No se trata de un trabalenguas ni de hacer una exposición gramatical de palabras que terminan de la misma manera.

A buenos entendedores pocas palabras bastan.

La historia política del Partido Revolucionario Dominicano ha sido un libro abierto donde cada uno de sus integrantes ha tenido la oportunidad de aprender de sus propios errores y sin embargo pareciera que muy pocos han leído.

En el año 1963 el profesor Juan Bosch trató, adelantándose al pensamiento que reinaba en la época, de consolidar una democracia participativa de amplios sectores de nuestra sociedad, la cual había quedado dividida por el régimen de Trujillo. Como hacer pensar a un joven que se había educado dentro del sistema, con una formación cuasi militar, y que no conocía otra formación doctrinaria al menos que no fuera militante clandestino de una agrupación de izquierda? Por mas que hayan querido endilgarle esa condición, Juan Bosch era mas progresista para esa época, que lo que fueron muchos en América Latina. Era muy rápida esa transición de pensamiento en un pueblo mayoritariamente pobre. Era un peligro dada la cercanía con Cuba. Ya Fidel había hablado de progreso años antes. Había que sacar al profesor y enviarlo lejos del país. Creemos que desde ese entonces quedarían marcadas todas las contradicciones de pensamiento partidario en ese sector.

¿Propiciar una revolución para restablecer el orden democrático que no fue llevada hasta sus últimas consecuencias debido a que sus principales protagonistas terminaron fuera del país y en el poder se instalaba otra persona. Era justo que después de ese sacrificio y al cabo de seis años quedaran divididos de la forma que lo hicieron?
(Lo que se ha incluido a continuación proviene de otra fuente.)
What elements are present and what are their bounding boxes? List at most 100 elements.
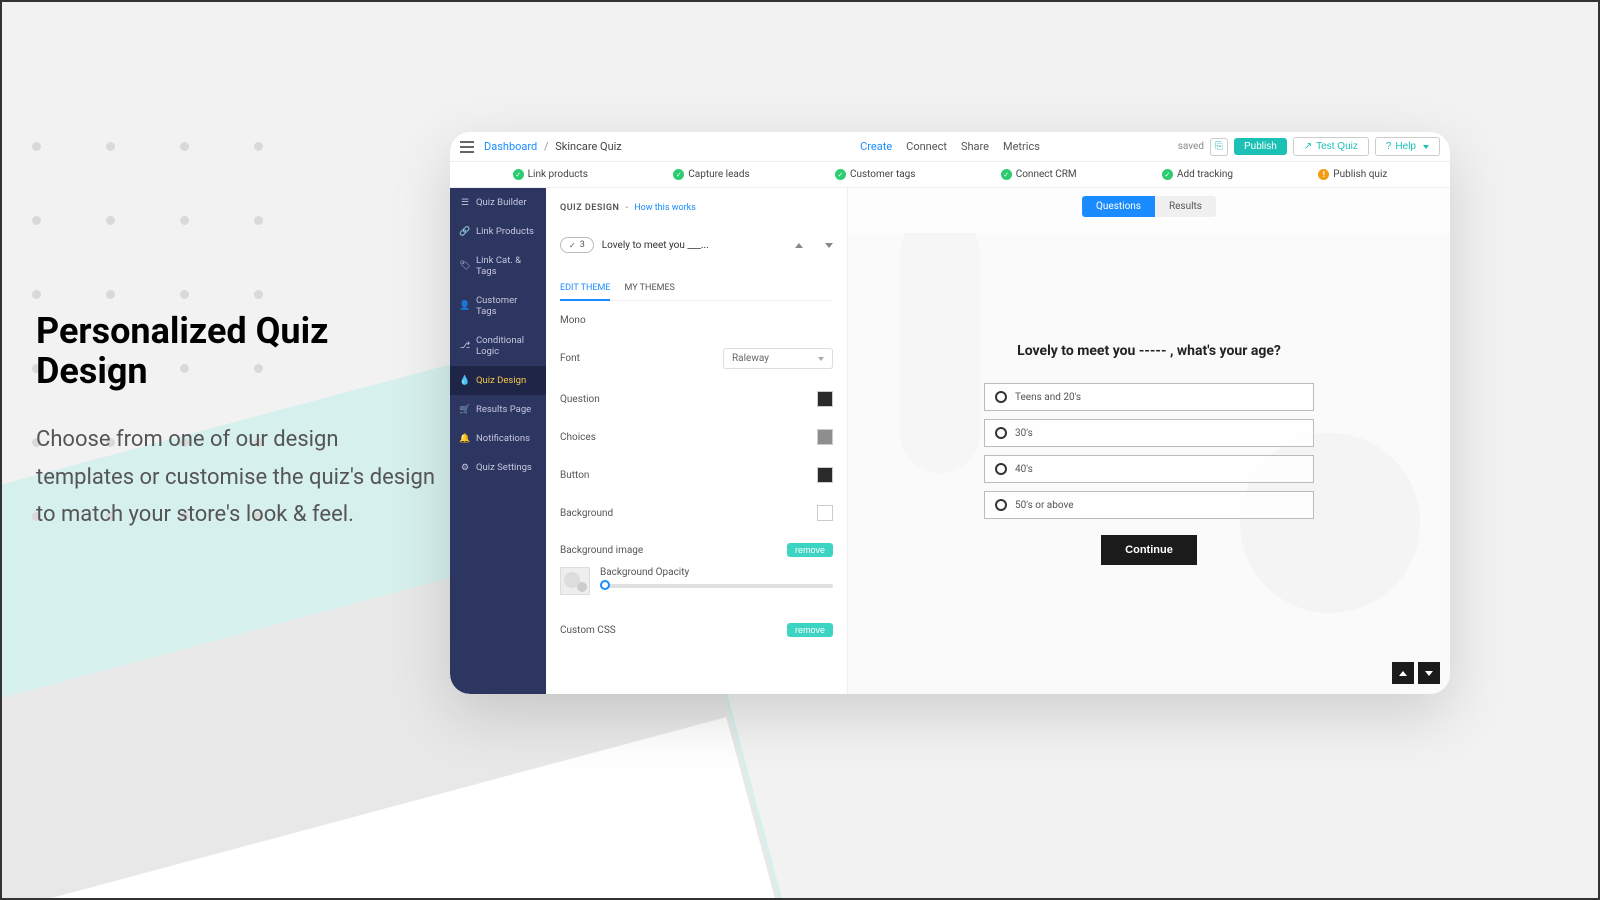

¿Existía la necesidad de presionar de esa Manera a Don Antonio Guzmán?

¿Hubo razón mas que valedera para no honrar el acuerdo de Santiago?

¿Pudieron mas los intereses particulares que los partidarios?

¿Valió la pena una nueva reestructuración Constitucional para permitir la reelección por un período consecutivo?

¿En un partido llamado democrático había que expulsar a todo aquel que no estuviera de acuerdo con el planteamiento político de otro?

Esas preguntas deben ser contestadas de manera reflexiva por todos y cada uno de los dirigentes de ese partido.

Es cierto que la historia del pensamiento político es muy variada y no hay que tratar de ser filósofos de la materia, pero de haberse mantenido la coexión: A quien le hubiesen levantado la mano en el año 1996?

Aún queda mucho camino por recorrer, ojala alguien pueda quitar esas piedras del camino para que no tropiecen más.